Willi Seibel came form Diez about 40 km north of Wiesbaden.
He raced Bugatti's for 12 years, driving three differnt 1.5-liter machines. He raced in the sports car class and, by sripping the cars down he sometimes competed in the racing class as well.
Everywhere he went he was accompanied by his trusted race and riding mechanic Karl Michel who was also from Diez.
He aquired his first Bugatti, a T22, which he raced from 1925 at hill climbs in the sports car category, fequently winning his class.
This was replaced with a 4-cyl supercharged T37A. Unfortunately the car was destroyed by fire at the 1928 German GP when he had a high speed crash at the Antoniusbuche on lap lap 7. Seibel receiving serious burns but, when he left hospital three months later, he immediately bought a new T37A, which he kept in race worthy condition until his death.
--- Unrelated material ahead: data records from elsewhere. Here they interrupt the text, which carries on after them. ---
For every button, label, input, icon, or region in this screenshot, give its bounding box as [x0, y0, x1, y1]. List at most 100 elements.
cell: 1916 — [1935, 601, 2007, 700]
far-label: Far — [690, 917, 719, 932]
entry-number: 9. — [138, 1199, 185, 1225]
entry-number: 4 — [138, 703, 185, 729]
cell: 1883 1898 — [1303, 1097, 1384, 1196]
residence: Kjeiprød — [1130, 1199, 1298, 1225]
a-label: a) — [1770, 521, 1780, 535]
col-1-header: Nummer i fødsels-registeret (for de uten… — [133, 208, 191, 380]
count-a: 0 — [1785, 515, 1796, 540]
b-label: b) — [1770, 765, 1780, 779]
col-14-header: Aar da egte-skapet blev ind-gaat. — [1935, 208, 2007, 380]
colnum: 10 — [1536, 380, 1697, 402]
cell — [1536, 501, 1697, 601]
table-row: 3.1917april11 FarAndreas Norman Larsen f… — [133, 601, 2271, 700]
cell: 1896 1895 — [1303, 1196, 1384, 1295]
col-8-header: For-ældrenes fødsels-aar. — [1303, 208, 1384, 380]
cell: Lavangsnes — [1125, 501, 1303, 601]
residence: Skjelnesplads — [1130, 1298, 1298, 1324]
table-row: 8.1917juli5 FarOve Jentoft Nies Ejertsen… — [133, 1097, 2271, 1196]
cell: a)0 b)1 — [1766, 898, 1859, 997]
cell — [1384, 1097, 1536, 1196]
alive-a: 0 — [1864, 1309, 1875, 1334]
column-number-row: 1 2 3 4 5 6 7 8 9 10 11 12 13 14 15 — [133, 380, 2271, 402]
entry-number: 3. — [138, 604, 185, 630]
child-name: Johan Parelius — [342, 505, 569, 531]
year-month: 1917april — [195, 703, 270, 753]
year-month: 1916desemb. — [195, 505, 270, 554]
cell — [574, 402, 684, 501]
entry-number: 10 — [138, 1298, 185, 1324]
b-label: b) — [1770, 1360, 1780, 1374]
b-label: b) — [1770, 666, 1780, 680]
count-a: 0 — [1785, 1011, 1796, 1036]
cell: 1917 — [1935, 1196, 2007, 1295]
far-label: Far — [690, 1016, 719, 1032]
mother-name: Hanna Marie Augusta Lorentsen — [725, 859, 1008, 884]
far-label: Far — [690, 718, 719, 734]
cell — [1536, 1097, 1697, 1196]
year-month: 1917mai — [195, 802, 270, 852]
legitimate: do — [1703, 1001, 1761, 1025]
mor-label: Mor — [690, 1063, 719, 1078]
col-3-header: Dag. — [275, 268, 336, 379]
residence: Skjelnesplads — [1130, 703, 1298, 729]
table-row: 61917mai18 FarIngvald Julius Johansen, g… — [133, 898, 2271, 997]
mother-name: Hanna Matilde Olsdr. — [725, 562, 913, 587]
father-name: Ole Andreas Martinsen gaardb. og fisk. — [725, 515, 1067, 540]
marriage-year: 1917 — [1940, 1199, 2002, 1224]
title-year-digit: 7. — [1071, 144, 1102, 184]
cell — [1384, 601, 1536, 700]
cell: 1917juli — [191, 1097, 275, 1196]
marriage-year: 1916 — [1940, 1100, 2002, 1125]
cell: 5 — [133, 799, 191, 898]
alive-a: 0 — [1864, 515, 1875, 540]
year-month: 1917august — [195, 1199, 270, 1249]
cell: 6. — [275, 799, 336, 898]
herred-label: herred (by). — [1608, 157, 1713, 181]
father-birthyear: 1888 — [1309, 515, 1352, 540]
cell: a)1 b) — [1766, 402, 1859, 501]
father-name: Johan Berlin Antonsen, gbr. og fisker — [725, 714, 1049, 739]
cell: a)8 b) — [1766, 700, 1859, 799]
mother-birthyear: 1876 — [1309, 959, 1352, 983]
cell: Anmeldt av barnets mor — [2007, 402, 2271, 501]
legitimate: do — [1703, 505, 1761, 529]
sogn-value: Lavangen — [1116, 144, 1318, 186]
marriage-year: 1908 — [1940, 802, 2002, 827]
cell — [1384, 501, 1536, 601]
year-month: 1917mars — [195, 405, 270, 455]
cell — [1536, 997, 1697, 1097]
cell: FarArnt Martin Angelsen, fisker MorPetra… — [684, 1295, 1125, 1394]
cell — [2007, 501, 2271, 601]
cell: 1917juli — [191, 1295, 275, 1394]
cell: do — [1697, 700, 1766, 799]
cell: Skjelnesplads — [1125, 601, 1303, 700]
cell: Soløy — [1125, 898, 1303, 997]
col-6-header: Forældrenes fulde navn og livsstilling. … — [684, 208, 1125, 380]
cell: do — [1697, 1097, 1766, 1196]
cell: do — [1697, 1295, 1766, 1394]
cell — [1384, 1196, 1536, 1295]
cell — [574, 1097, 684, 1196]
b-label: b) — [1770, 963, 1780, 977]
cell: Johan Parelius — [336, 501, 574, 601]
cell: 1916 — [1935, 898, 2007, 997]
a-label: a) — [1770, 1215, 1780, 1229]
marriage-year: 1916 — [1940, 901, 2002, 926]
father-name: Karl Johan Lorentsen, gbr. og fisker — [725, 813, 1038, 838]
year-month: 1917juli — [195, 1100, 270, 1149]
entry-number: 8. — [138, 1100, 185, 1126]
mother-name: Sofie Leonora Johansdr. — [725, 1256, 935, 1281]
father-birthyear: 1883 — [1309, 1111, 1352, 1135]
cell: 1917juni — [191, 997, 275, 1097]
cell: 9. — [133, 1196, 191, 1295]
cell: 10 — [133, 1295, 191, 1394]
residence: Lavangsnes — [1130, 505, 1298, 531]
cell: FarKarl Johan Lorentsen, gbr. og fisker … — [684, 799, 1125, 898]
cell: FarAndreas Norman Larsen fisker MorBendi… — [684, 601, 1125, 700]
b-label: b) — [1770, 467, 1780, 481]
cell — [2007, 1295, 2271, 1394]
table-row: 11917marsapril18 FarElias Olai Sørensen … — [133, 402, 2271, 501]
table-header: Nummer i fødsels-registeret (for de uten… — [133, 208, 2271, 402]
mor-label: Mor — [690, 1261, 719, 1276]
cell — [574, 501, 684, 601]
Seibel raced his new new T37A as either sports car or stripped down as racing car and on three occasions he set the FTD (fastest time of day), beating bigger and more powerful cars.
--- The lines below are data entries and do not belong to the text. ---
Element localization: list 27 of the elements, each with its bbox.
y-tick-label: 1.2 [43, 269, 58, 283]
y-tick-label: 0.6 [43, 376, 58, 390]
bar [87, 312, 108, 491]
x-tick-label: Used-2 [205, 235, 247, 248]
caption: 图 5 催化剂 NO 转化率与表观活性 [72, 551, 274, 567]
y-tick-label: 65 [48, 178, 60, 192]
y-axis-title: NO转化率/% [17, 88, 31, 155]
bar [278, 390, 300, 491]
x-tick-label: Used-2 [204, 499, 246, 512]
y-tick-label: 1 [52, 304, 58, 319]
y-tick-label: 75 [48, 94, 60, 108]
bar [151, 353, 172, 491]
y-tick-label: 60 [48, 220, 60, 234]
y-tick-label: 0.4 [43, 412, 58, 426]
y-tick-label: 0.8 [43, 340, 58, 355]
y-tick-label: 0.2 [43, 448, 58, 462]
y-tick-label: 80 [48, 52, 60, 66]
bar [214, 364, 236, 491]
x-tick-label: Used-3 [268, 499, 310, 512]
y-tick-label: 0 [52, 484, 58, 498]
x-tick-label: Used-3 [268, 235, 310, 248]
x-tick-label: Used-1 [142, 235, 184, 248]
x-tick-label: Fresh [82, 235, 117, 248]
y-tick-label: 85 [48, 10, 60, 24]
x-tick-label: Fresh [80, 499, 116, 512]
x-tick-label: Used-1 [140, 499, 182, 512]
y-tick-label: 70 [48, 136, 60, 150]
Seibel’s best result came at the 1931 Eifelrennen where he finished fourth overall. But by the end of 1936 when his car was no longer competitive, Seibel decided to retire.
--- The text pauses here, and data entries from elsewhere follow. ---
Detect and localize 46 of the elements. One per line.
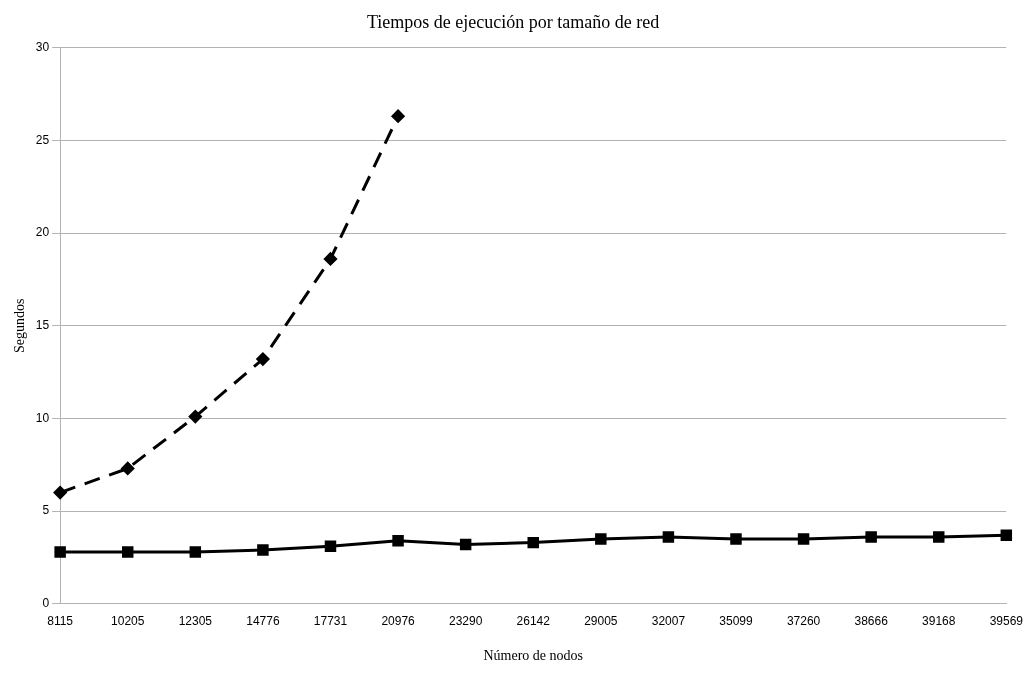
point <box>189 546 202 558</box>
y-tick-label: 25 <box>35 132 50 147</box>
point <box>392 535 404 547</box>
point <box>324 540 337 553</box>
x-tick-label: 35099 <box>719 614 753 629</box>
x-tick-label: 8115 <box>47 614 74 629</box>
point <box>121 461 135 475</box>
x-tick-label: 10205 <box>111 614 145 629</box>
point <box>256 352 270 366</box>
point <box>459 538 472 551</box>
point <box>54 546 66 558</box>
x-tick-label: 12305 <box>178 614 213 629</box>
point <box>391 109 405 123</box>
x-tick-label: 14776 <box>246 614 280 629</box>
x-tick-label: 39569 <box>989 614 1024 629</box>
point <box>527 536 539 549</box>
point <box>188 410 202 424</box>
point <box>53 486 67 500</box>
x-tick-label: 20976 <box>381 614 416 629</box>
x-axis-title: Número de nodos <box>483 648 584 664</box>
x-tick-label: 37260 <box>786 614 821 629</box>
point <box>865 531 877 543</box>
x-tick-label: 38666 <box>854 614 889 629</box>
y-tick-label: 20 <box>35 225 50 240</box>
x-tick-label: 32007 <box>651 614 686 629</box>
point <box>323 252 337 266</box>
y-axis-title: Segundos <box>12 298 28 353</box>
point <box>595 533 607 545</box>
y-tick-label: 5 <box>42 503 50 518</box>
point <box>797 533 810 545</box>
y-tick-label: 0 <box>42 596 50 611</box>
y-tick-label: 10 <box>35 410 50 425</box>
point <box>662 531 675 543</box>
point <box>1000 529 1013 541</box>
x-tick-label: 17731 <box>313 614 348 629</box>
chart-title: Tiempos de ejecución por tamaño de red <box>366 11 660 32</box>
x-tick-label: 26142 <box>516 614 551 629</box>
point <box>932 531 945 543</box>
point <box>121 546 134 558</box>
x-tick-label: 23290 <box>448 614 483 629</box>
x-tick-label: 29005 <box>584 614 618 629</box>
x-tick-label: 39168 <box>922 614 956 629</box>
point <box>257 544 269 556</box>
point <box>730 533 742 545</box>
y-tick-label: 15 <box>35 318 50 333</box>
y-tick-label: 30 <box>35 39 50 54</box>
As graduate of the Düsseldorf and München School of Arts and Crafts, Seibel continued the 300-year tradition of his family of painters. As a well known restorer Seibel was trusted with the renovation of the Limburg cathedral in 1936 and 1956 the Castle of Oranienstein in Diez.
Seibel helped organize the first postwar races at the Nürburgring, including the 1951 Grand Prix of Germany where he served as Clerk of the Course. He was honorary member of the Bugatti-Club Deutschland and received the highest recognition from the ADAC. Seibel died 80 years old.